On May 24, the Cyber Centre, which is part of the Communications Security Establishment, joined its Five Eyes partners of Australia, New Zealand, the United Kingdom, and the United States to issue an advisory warning of an actor targeting critical infrastructure operators in the United States.

While the Cyber Centre said it had no reports of the actor targeting Canada, it noted that Western economies are “deeply interconnected” and an attack on one country can impact the infrastructure of another. “

According to the 2023-24 National Cyber Threat Assessment, the state-sponsored cyber programs of China, Russia, Iran, and North Korea continue to “pose the greatest strategic cyber threat to Canada,” with critical infrastructure remaining a prime target for both cybercriminals and state-sponsored actors.

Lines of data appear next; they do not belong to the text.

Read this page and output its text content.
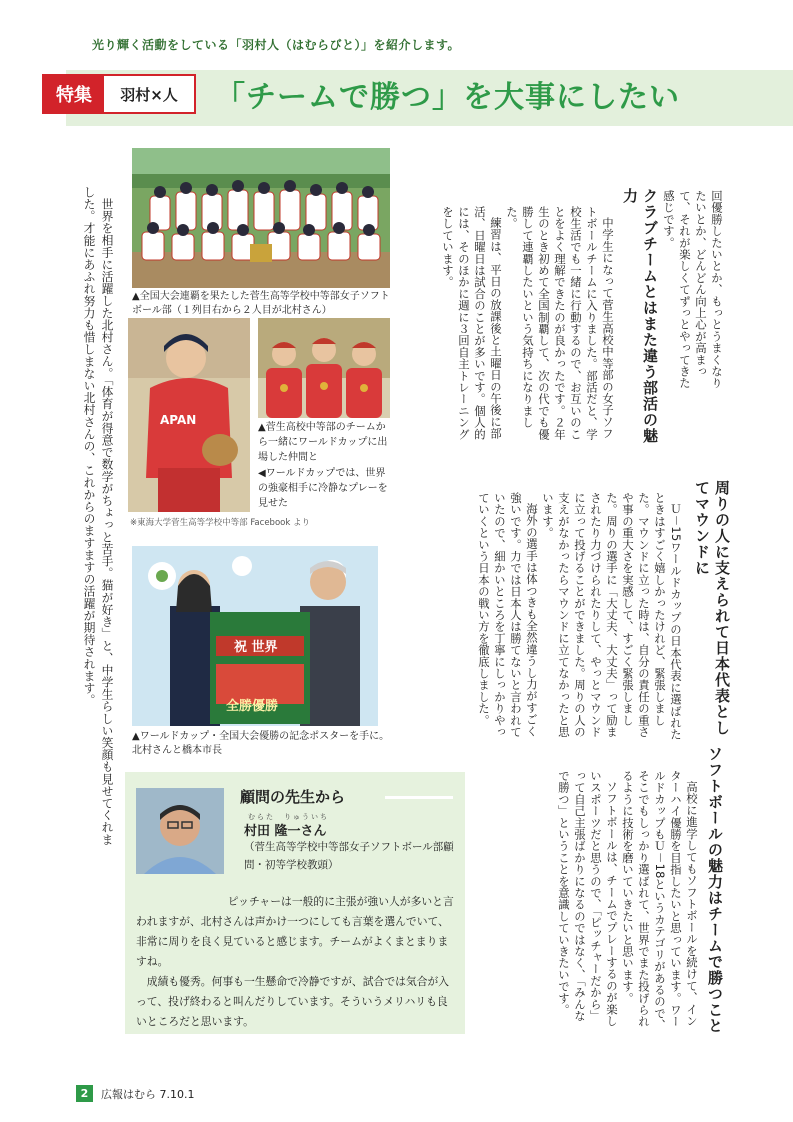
光り輝く活動をしている「羽村人（はむらびと）」を紹介します。
特集	羽村×人	「チームで勝つ」を大事にしたい

回優勝したいとか、もっとうまくなりたいとか、どんどん向上心が高まって、それが楽しくてずっとやってきた感じです。

クラブチームとはまた違う部活の魅力

中学生になって菅生高校中等部の女子ソフトボールチームに入りました。部活だと、学校生活でも一緒に行動するので、お互いのことをよく理解できたのが良かったです。２年生のとき初めて全国制覇して、次の代でも優勝して連覇したいという気持ちになりました。

練習は、平日の放課後と土曜日の午後に部活、日曜日は試合のことが多いです。個人的には、そのほかに週に３回自主トレーニングをしています。

周りの人に支えられて日本代表としてマウンドに

Ｕ－15ワールドカップの日本代表に選ばれたときはすごく嬉しかったけれど、緊張しました。マウンドに立った時は、自分の責任の重さや事の重大さを実感して、すごく緊張しました。周りの選手に「大丈夫、大丈夫」って励まされたり力づけられたりして、やっとマウンドに立って投げることができました。周りの人の支えがなかったらマウンドに立てなかったと思います。

海外の選手は体つきも全然違うし力がすごく強いです。力では日本人は勝てないと言われていたので、細かいところを丁寧にしっかりやっていくという日本の戦い方を徹底しました。

ソフトボールの魅力はチームで勝つこと

高校に進学してもソフトボールを続けて、インターハイ優勝を目指したいと思っています。ワールドカップもＵ－18というカテゴリがあるので、そこでもしっかり選ばれて、世界でまた投げられるように技術を磨いていきたいと思います。

ソフトボールは、チームでプレーするのが楽しいスポーツだと思うので、「ピッチャーだから」って自己主張ばかりになるのではなく、「みんなで勝つ」ということを意識していきたいです。

世界を相手に活躍した北村さん。「体育が得意で数学がちょっと苦手。猫が好き」と、中学生らしい笑顔も見せてくれました。才能にあふれ努力も惜しまない北村さんの、これからのますますの活躍が期待されます。	▲全国大会連覇を果たした菅生高等学校中等部女子ソフトボール部（１列目右から２人目が北村さん）
APAN
▲菅生高校中等部のチームから一緒にワールドカップに出場した仲間と
◀ワールドカップでは、世界の強豪相手に冷静なプレーを見せた
※東海大学菅生高等学校中等部 Facebook より
祝 世界
全勝優勝
▲ワールドカップ・全国大会優勝の記念ポスターを手に。北村さんと橋本市長
顧問の先生から
むらた　りゅういち
村田 隆一さん
（菅生高等学校中等部女子ソフトボール部顧問・初等学校教頭）

ピッチャーは一般的に主張が強い人が多いと言われますが、北村さんは声かけ一つにしても言葉を選んでいて、非常に周りを良く見ていると感じます。チームがよくまとまりますね。

成績も優秀。何事も一生懸命で冷静ですが、試合では気合が入って、投げ終わると叫んだりしています。そういうメリハリも良いところだと思います。

2	広報はむら 7.10.1
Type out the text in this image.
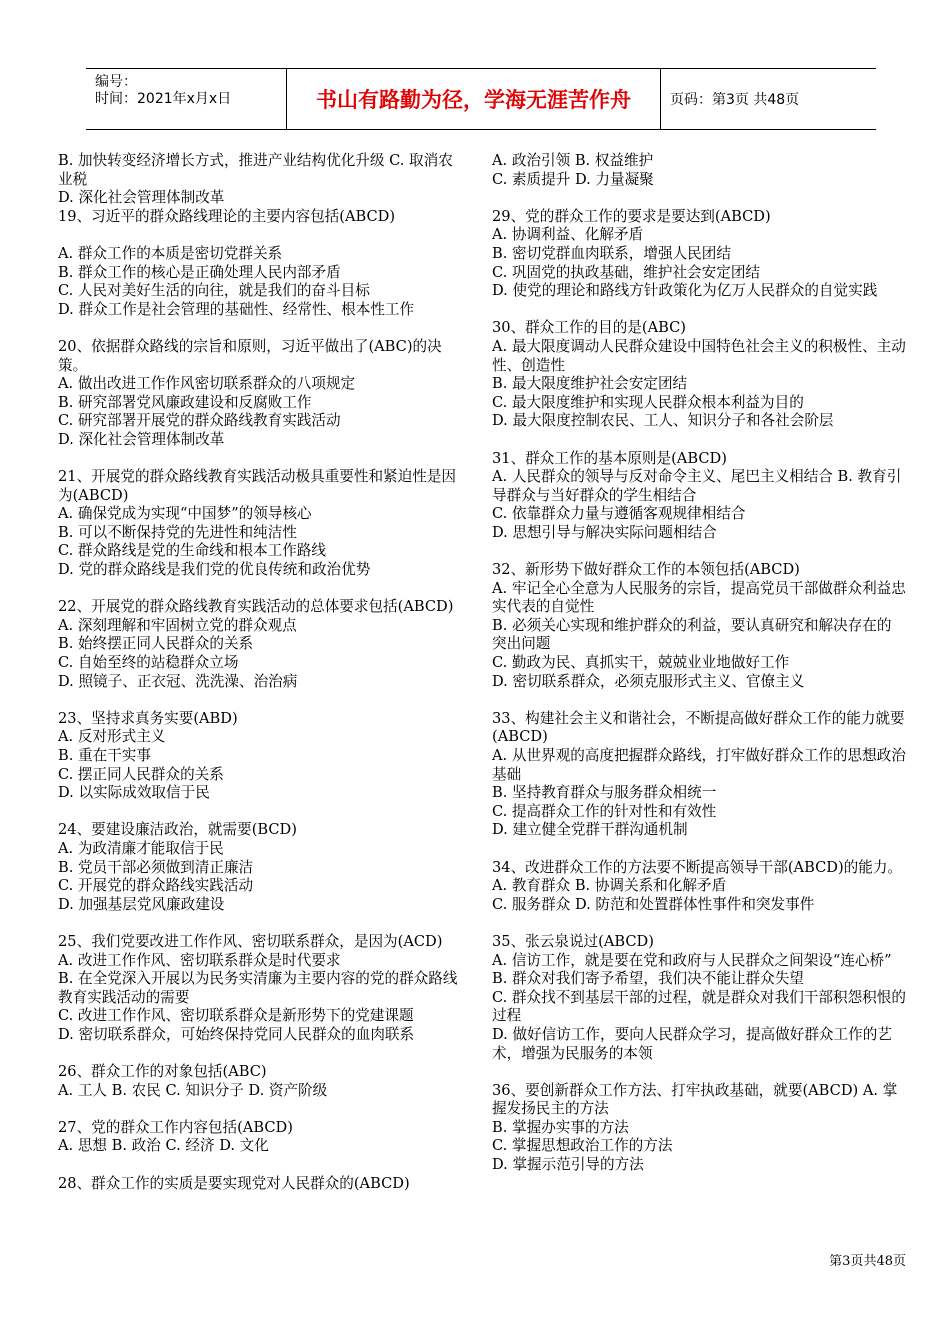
编号：
时间：2021年x月x日	书山有路勤为径，学海无涯苦作舟	页码：第3页 共48页

B. 加快转变经济增长方式，推进产业结构优化升级 C. 取消农业税

D. 深化社会管理体制改革

19、习近平的群众路线理论的主要内容包括(ABCD)

A. 群众工作的本质是密切党群关系

B. 群众工作的核心是正确处理人民内部矛盾

C. 人民对美好生活的向往，就是我们的奋斗目标

D. 群众工作是社会管理的基础性、经常性、根本性工作

20、依据群众路线的宗旨和原则，习近平做出了(ABC)的决策。

A. 做出改进工作作风密切联系群众的八项规定

B. 研究部署党风廉政建设和反腐败工作

C. 研究部署开展党的群众路线教育实践活动

D. 深化社会管理体制改革

21、开展党的群众路线教育实践活动极具重要性和紧迫性是因为(ABCD)

A. 确保党成为实现“中国梦”的领导核心

B. 可以不断保持党的先进性和纯洁性

C. 群众路线是党的生命线和根本工作路线

D. 党的群众路线是我们党的优良传统和政治优势

22、开展党的群众路线教育实践活动的总体要求包括(ABCD)

A. 深刻理解和牢固树立党的群众观点

B. 始终摆正同人民群众的关系

C. 自始至终的站稳群众立场

D. 照镜子、正衣冠、洗洗澡、治治病

23、坚持求真务实要(ABD)

A. 反对形式主义

B. 重在干实事

C. 摆正同人民群众的关系

D. 以实际成效取信于民

24、要建设廉洁政治，就需要(BCD)

A. 为政清廉才能取信于民

B. 党员干部必须做到清正廉洁

C. 开展党的群众路线实践活动

D. 加强基层党风廉政建设

25、我们党要改进工作作风、密切联系群众，是因为(ACD)

A. 改进工作作风、密切联系群众是时代要求

B. 在全党深入开展以为民务实清廉为主要内容的党的群众路线教育实践活动的需要

C. 改进工作作风、密切联系群众是新形势下的党建课题

D. 密切联系群众，可始终保持党同人民群众的血肉联系

26、群众工作的对象包括(ABC)

A. 工人 B. 农民 C. 知识分子 D. 资产阶级

27、党的群众工作内容包括(ABCD)

A. 思想 B. 政治 C. 经济 D. 文化

28、群众工作的实质是要实现党对人民群众的(ABCD)

A. 政治引领 B. 权益维护

C. 素质提升 D. 力量凝聚

29、党的群众工作的要求是要达到(ABCD)

A. 协调利益、化解矛盾

B. 密切党群血肉联系，增强人民团结

C. 巩固党的执政基础，维护社会安定团结

D. 使党的理论和路线方针政策化为亿万人民群众的自觉实践

30、群众工作的目的是(ABC)

A. 最大限度调动人民群众建设中国特色社会主义的积极性、主动性、创造性

B. 最大限度维护社会安定团结

C. 最大限度维护和实现人民群众根本利益为目的

D. 最大限度控制农民、工人、知识分子和各社会阶层

31、群众工作的基本原则是(ABCD)

A. 人民群众的领导与反对命令主义、尾巴主义相结合 B. 教育引导群众与当好群众的学生相结合

C. 依靠群众力量与遵循客观规律相结合

D. 思想引导与解决实际问题相结合

32、新形势下做好群众工作的本领包括(ABCD)

A. 牢记全心全意为人民服务的宗旨，提高党员干部做群众利益忠实代表的自觉性

B. 必须关心实现和维护群众的利益，要认真研究和解决存在的突出问题

C. 勤政为民、真抓实干，兢兢业业地做好工作

D. 密切联系群众，必须克服形式主义、官僚主义

33、构建社会主义和谐社会，不断提高做好群众工作的能力就要(ABCD)

A. 从世界观的高度把握群众路线，打牢做好群众工作的思想政治基础

B. 坚持教育群众与服务群众相统一

C. 提高群众工作的针对性和有效性

D. 建立健全党群干群沟通机制

34、改进群众工作的方法要不断提高领导干部(ABCD)的能力。

A. 教育群众 B. 协调关系和化解矛盾

C. 服务群众 D. 防范和处置群体性事件和突发事件

35、张云泉说过(ABCD)

A. 信访工作，就是要在党和政府与人民群众之间架设“连心桥”

B. 群众对我们寄予希望，我们决不能让群众失望

C. 群众找不到基层干部的过程，就是群众对我们干部积怨积恨的过程

D. 做好信访工作，要向人民群众学习，提高做好群众工作的艺术，增强为民服务的本领

36、要创新群众工作方法、打牢执政基础，就要(ABCD) A. 掌握发扬民主的方法

B. 掌握办实事的方法

C. 掌握思想政治工作的方法

D. 掌握示范引导的方法

第3页共48页
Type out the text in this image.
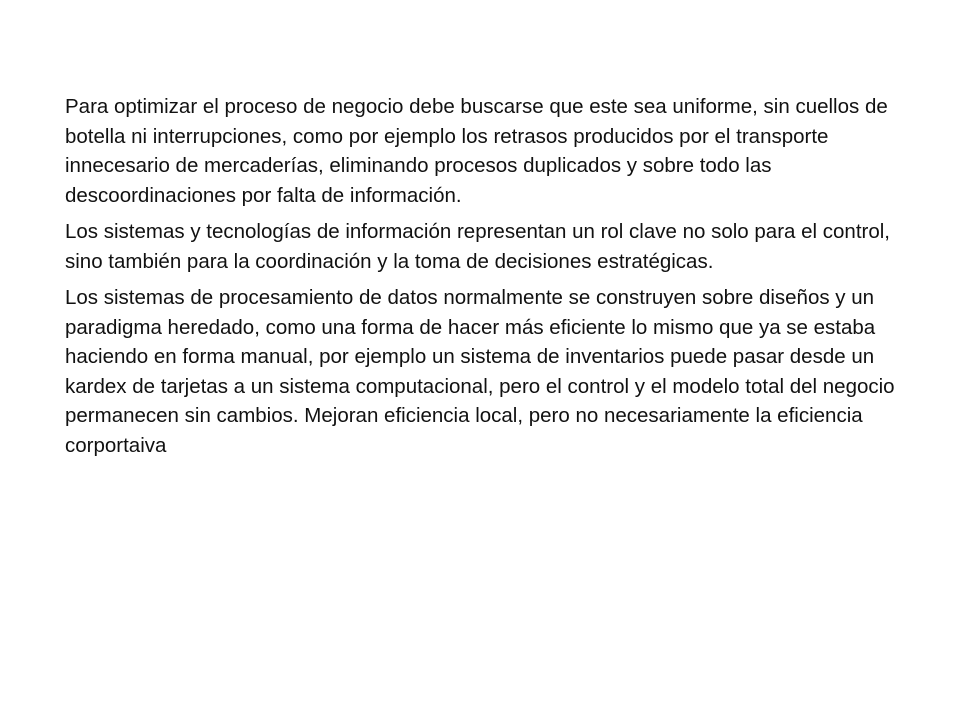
Para optimizar el proceso de negocio debe buscarse que este sea uniforme, sin cuellos de botella ni interrupciones, como por ejemplo los retrasos producidos por el transporte innecesario de mercaderías, eliminando procesos duplicados y sobre todo las descoordinaciones por falta de información.

Los sistemas y tecnologías de información representan un rol clave no solo para el control, sino también para la coordinación y la toma de decisiones estratégicas.

Los sistemas de procesamiento de datos normalmente se construyen sobre diseños y un paradigma heredado, como una forma de hacer más eficiente lo mismo que ya se estaba haciendo en forma manual, por ejemplo un sistema de inventarios puede pasar desde un kardex de tarjetas a un sistema computacional, pero el control y el modelo total del negocio permanecen sin cambios. Mejoran eficiencia local, pero no necesariamente la eficiencia corportaiva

‘Living Off the Land’ Hacking

The threat was initially uncovered by tech giant Microsoft and attributed to Volt Typhoon, a Chinese state actor that focuses on espionage and information gathering. Keenan said companies are often “very shy” about naming who is responsible for cyberattacks.

“But when a big company like Microsoft names a big country like China, I guess we should take it pretty seriously,” he said.

In a May 24 blog post, Microsoft claimed that the Volt Typhoon campaign is pursuing the development of capabilities that could “disrupt critical communications infrastructure between the United States and Asia region during future crises.” It said since mid-2021, the group has targeted critical infrastructure organizations in Guam—home to a major U.S. naval base—and throughout the United States.

The style of attack Volt Typhoon uses has been described as “living off the land,” which means using existing network tools and valid credentials to better avoid detection. Keenan said that as opposed to traditional malware attacks, which involve the creation of new files on computers, “living off the land” means attacks that can exist in a computer’s memory using already available tools.

“What Microsoft is suggesting is that, in this case, it’s not so much an automated attack. It’s a human being sitting at a keyboard with a command line prompt, trying commands to see if they can get into systems, to see if there are weaknesses, or if they can find compromised credentials, no passwords and so on. So it’s kind of different from what we usually see,” he said.

Possibility of Escalation

Keenan said he had asked the Canadian Department of Defence whether the military has authorized any counter-hacking, otherwise known as “active measures,” and was pointed to the Canadian Armed Forces’ (CAF) “Strong, Secure, Engaged” document, which outlines the country’s defence policy.

The document claims CAF has plans to “develop active cyber capabilities and employ them against potential adversaries in support of government-authorized military missions.”

Keenan said that while the CAF could be authorized to engage in active measures against the Chinese communist regime, this would “basically start to get into a cyber war, where we hack them, they hack us back, and so on.”

“I’m fairly confident that those [in the United States] who are responsible for this are thinking about hacking back, but it would require—at least if the Canadian military got involved—high-level authorization,” he said.